Nuts

Nuts

Church planters know that you only get one guarantee when you start a new church: At some point in the first five years every nutty Christian within 20 miles will visit your services. Sometimes they all show up on the same day.

After services one day I had one weird churched visitor after another greet me. As I turned to the next person in line after encountering some of these lovely folks I prayed, God, please let this person be normal. Is that too much to ask?

There stood a man with a huge smile on his face.

“Great service today!” he said. “I was wondering if you had time to talk. I’d like to know how to become a Christian.”

I yelled, “Yes!” and hugged him.

“What did I do?” he asked.

“Oh, nothing. God just answered a prayer of mine. How can I help?”

“The world is so cruel,” he told me. “I want to believe in God. I want to believe in everything you’re talking about. But I can’t. People are so cruel. Just look at the way people drive—cutting people off and screaming at each other in traffic—I just can’t believe God would create a place like this.”

“Look,” I said as I checked the time on the clock. “I really hate to do this, but I have to race over to a baptism service we’re having at a local apartment complex swimming pool. I can see God is really working in your heart. Can I give you directions to the baptism service? We can talk after that.”

“Absolutely. I’ll meet you there,” he said.

I walked him to the lobby and introduced him to my wife on the way out. As I hopped into the car with my wife and three daughters, I knew I was going to be late to the baptism service, and whipped through the parking lot like I was on the tea cup ride at Disney World.

Suddenly, traffic slowed down. It was obvious someone was blocking the intersection ahead.

“I can’t believe I’m going to be late,” I said.

“Relax. We’ll get there when we get there,” my wife said.

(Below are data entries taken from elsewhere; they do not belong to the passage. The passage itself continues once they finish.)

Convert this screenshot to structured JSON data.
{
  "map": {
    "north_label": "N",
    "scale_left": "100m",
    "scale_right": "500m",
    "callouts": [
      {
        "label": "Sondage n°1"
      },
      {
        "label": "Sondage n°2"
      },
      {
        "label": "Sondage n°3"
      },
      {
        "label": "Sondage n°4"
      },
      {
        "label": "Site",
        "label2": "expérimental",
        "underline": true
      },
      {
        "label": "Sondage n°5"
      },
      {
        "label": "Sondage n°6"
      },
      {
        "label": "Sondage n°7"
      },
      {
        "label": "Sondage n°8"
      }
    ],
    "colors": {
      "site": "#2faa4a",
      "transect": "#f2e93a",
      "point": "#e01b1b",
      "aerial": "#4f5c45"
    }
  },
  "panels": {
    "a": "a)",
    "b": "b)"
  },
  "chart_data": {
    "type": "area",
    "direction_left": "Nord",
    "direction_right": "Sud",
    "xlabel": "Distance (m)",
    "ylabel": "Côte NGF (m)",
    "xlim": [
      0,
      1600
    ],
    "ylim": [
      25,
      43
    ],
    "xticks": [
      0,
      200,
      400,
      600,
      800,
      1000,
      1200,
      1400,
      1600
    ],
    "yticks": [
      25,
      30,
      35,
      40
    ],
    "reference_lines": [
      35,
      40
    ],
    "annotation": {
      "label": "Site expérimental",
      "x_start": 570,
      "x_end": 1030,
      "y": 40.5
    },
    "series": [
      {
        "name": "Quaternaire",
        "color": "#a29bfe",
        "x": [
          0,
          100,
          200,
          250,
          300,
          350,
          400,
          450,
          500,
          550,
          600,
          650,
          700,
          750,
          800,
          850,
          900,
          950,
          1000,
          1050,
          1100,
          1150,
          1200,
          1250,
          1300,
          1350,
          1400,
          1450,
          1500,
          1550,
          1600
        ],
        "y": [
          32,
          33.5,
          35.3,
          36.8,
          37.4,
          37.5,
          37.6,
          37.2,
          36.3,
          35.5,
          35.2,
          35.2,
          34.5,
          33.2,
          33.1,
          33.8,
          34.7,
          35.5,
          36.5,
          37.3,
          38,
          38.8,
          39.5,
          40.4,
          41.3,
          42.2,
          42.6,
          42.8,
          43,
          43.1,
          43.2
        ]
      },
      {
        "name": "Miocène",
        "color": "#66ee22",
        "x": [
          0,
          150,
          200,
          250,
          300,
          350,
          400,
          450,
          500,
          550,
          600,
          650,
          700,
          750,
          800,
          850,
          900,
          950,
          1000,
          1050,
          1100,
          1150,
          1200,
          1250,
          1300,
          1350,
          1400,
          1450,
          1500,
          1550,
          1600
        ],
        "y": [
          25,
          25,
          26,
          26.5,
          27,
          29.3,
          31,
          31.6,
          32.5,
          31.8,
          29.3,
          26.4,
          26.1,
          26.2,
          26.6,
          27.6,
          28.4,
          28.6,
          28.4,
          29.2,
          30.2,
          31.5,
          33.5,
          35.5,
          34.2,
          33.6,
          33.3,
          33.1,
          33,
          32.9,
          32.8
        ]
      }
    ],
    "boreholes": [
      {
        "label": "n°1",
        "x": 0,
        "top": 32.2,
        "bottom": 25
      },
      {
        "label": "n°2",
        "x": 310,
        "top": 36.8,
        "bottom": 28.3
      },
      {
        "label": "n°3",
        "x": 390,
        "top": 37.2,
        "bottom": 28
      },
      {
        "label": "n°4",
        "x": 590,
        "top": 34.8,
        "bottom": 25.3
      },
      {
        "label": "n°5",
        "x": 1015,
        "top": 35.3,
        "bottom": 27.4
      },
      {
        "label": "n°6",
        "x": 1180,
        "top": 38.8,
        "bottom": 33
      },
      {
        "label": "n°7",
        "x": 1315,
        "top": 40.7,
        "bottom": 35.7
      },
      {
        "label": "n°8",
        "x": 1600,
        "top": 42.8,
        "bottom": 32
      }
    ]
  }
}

I slammed my fist on the horn.

“What’s taking so long at the light?” I yelled to no one in particular. “Some idiot up there in the middle lane isn’t turning.”

Infuriated, I floored the gas pedal, whipped the car into oncoming traffic, pulled ahead of the other cars, and into the turn lane right behind the person blocking traffic.

“Are you insane?” my wife asked. “You’re going to kill us! It’s a baptism service. We’ll get there when we get there.”

“Well, we’d be fine if it wasn’t for this moron in front of us blocking the entire intersection!”

I shoved the palm of my hand on the horn and sat back in my seat. The driver looked into his rearview mirror, unable to hear what I was saying, but clearly able to see my arms waving around like a madman, and the angry expression on my face.

Then my wife leaned over and asked, “Hey, isn’t that the guy you introduced me to as we were heading out of church today?”

Yeah.

One of the most frightening passages in the Bible is 1 Timothy 4:16:

“Watch your life and doctrine closely. Persevere in them, because if you do, you will save both yourself and your hearers.”

What scares me about the verse is the implication: We can be responsible for other people going to hell by how we live and by what we teach.

Most Christians intuitively understand that the way we live can turn people away from Christianity. The apostle Peter tried to counteract this among first-century believers by advising them to be a godly example: “Live such good lives among the pagans that, though they accuse you of doing wrong, they may see your good deeds and glorify God on the day he visits us” (1 Peter 2:12).

Living a godly life among non-Christians is pretty simple to do:

  • Be kind.
  • Don’t gossip at work.
  • Don’t blow past jittery first-time church visitors like some NASCAR driver on crack, especially if you’re the pastor.

Generally, it’s an easy principle to put into practice. What’s not as readily understood or obeyed among Christians is the “what we teach” part. Our words can be responsible for propelling another person headlong toward the gates of hell. Potentially misdirecting someone through wrong teaching, possibly for all eternity—that’s a heavy responsibility to lay on someone, especially for those who are still brand-new Christians trying to figure out this whole Christianity thing for themselves.

But it’s true. As Christians, not only can we save ourselves and our hearers by what we teach, we can damn ourselves and our hearers as well.

But there’s something even worse than that.

Christians can negatively impact what another Christian believes.

We can influence another Christian to stop believing in hell. The end result of that action is much worse than directing one non-Christian to hell. When one Christian influences another to stop believing in hell, it has ripple effects throughout that person’s life. 

If you rob a Christian of apocalyptic urgency, you lose every single non-Christian that person could have reached in his or her lifetime. Instead of becoming a Christian who multiplies 30, 60, or a 100 times, like Jesus talked about in the parable of the sower (Matt. 13:23), this person will become a believer whose influence is metaphorically buried in the ground.